Mas realmente senti-me acima de tudo privilegiado de ser um wildcard, de representar Portugal, de estar a sentir pressão, na véspera e na manhã, e com isso ter a sorte de poder entrar dentro de água e mostrar o que valia. E depois, claro, muitas vezes sentia dúvidas. Será que me tinha preparado suficiente? As pranchas iam chegar de Espanha a tempo? Os nomes dos surfistas que estavam no meu primeiro heat não me iam dar hipótese, etc., etc… mas a grande lição para mim, foi que sentir pressão é um privilegio.

O que achaste do evento em geral e como achas que se compara com outros de ondas grandes e outras localizações?
Como sempre o Francisco Spínola e o Frederico Teixeira e a equipa da Ocean Events souberam criar o ambiente para mais um mega show de surf! A Praia do Norte é um lugar incrível – mais uma vez parabéns a eles!
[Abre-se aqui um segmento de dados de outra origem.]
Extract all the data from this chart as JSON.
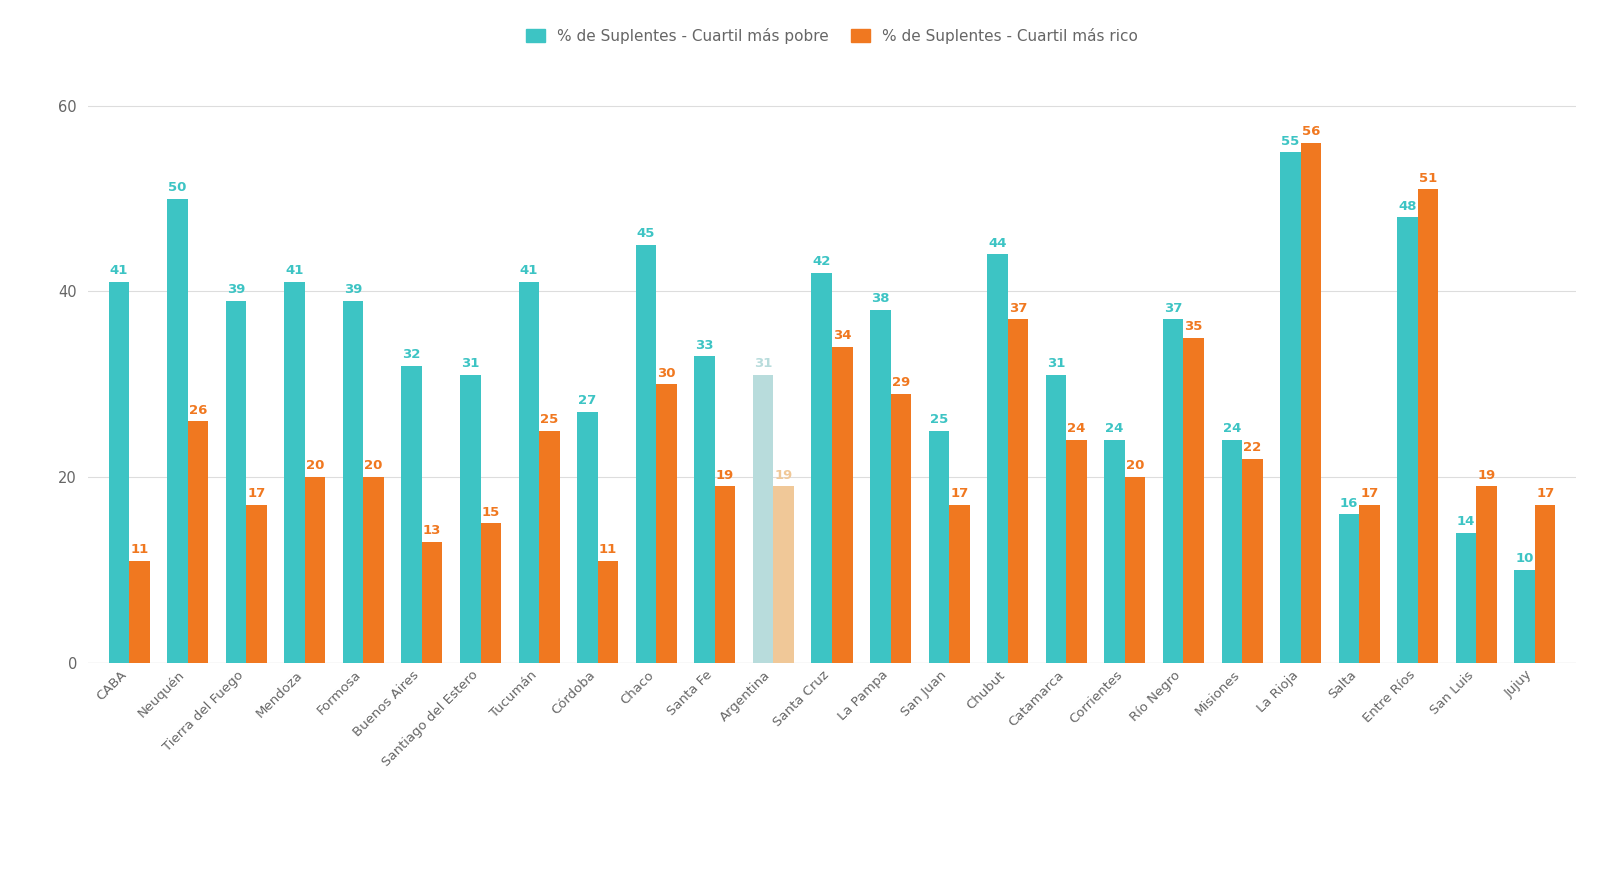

Trabalhei para eles nos anos da Rip Curl e na Sustentabilidade do CT em Peniche por isso sabia e senti logo que as condições base para todo o ambiente de espetáculo estavam montadas. Depois, como a Praia do Norte tem este particular ambiente de arena… como diz o Peter Mel – uma arena de gladiadores, e o evento foi espectacular…
Sem ser Puerto Escondido, onde não competi, porque já não estava no mundial, todas as outras ondas têm fundos de pedra ou reef, por isso são um bocado mais previsíveis e, onde as ondas quebram, há canal. Mas o principio é o mesmo em todo o lado do mundo, em todas as ondas grandes icónicas do mundo: para apanhar ondas e realmente surfar, o risco e a atitude base do nosso posicionamento é tudo. Para apanhar ondas grandes, tens que estar preparado para estar debaixo de água de ondas grandes.
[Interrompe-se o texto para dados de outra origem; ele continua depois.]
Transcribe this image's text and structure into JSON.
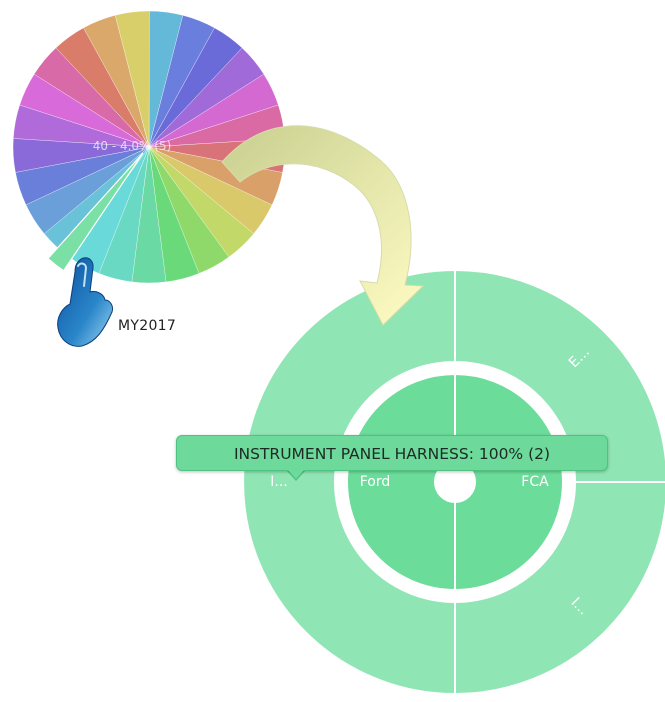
{
  "colors": {
    "sunburst_outer": "#90e5b4",
    "sunburst_inner": "#6cdc9a",
    "tooltip_bg": "#6dd99b",
    "arrow_start": "#c8cf8f",
    "arrow_end": "#fffcc4",
    "hand_color": "#2a86c9"
  },
  "pie_overview": {
    "ghost_label": "40 - 4.0% (5)",
    "callout_label": "MY2017",
    "slice_colors": [
      "#64b9d9",
      "#6a7fdd",
      "#6a6ad9",
      "#a06ad9",
      "#d46ad1",
      "#d96aa4",
      "#d9737a",
      "#d9a06a",
      "#d9c96a",
      "#c2d96a",
      "#8fd96a",
      "#6ad97a",
      "#6ad9a4",
      "#6ad9c4",
      "#6ad9d9",
      "#6ac2d9",
      "#6a9fd9",
      "#6a7fd9",
      "#8a6ad9",
      "#b06ad9",
      "#d96ad9",
      "#d96aa8",
      "#d97d6a",
      "#d9a86a",
      "#d9cf6a"
    ],
    "pointer_icon": "hand-pointer-icon"
  },
  "chart_data": {
    "type": "sunburst",
    "inner_ring": [
      {
        "label": "Ford",
        "value": 1
      },
      {
        "label": "FCA",
        "value": 1
      }
    ],
    "outer_ring": [
      {
        "label": "I...",
        "parent": "Ford",
        "value": 1
      },
      {
        "label": "E...",
        "parent": "FCA",
        "value": 0.5
      },
      {
        "label": "I...",
        "parent": "FCA",
        "value": 0.5
      }
    ],
    "tooltip": "INSTRUMENT PANEL HARNESS: 100% (2)"
  }
}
Apostaste muito nas esquerdas mais perto do farol, fez parte de um “game plan” pensado com antecedência ou decidiste surfar ali quando analisaste as condições naquele dia?
São onde estão as ondas mais animais e verticais. Tinha visto isso logo de manhã. É uma parte perigosa mas realmente mítica da Praia do Norte. Acabei por, naturalmente, com a corrente também a empurrar para lá, me adaptar e quando a primeira esquerda veio ter comigo sabia que tinha que a agarrar… a prancha conectou super bem e a partir daí era o meu spot!

Achas que o teu conhecimento do pico jogou muito a teu favor, ou em condições assim tão extremas não é tão relevante?
Jogou claro, treinei o máximo possível em dias sempre diferentes, mas sabia-me mexer bem e tinha confiança em como estavam definidos os picos, embora distintos estavam definidos – sempre que não tinha aulas ou se havia um swell mesmo grande e tinha alguém para dar as minhas aulas ia para cima… coisa que não tinha antes tido oportunidade de fazer, com o trabalho na Surf Academia. Mas esta época disse: “vou arranjar tempo! O que é isto! Não importa as bad vibes e o que digam de mim no escritório!” e valeu!!

Mais uma bomba que contribuiu para o resultado de João Macedo. Photo by Pedro Mestre/Portuguese Waves

Mais uma bomba que contribuiu para o resultado de João Macedo. Photo by Pedro Mestre/Portuguese Waves

Consideras que no dia do Nazaré Challenge as ondas estavam no limite do que é possível surfar “a braços” ou há margem para maior?
Estava um dia que faz parte do limite, mas agora que se chegou a esse limite, o limite passou mais à frente e isso é muito emocionante fazer parte, literalmente estar a puxar os limites.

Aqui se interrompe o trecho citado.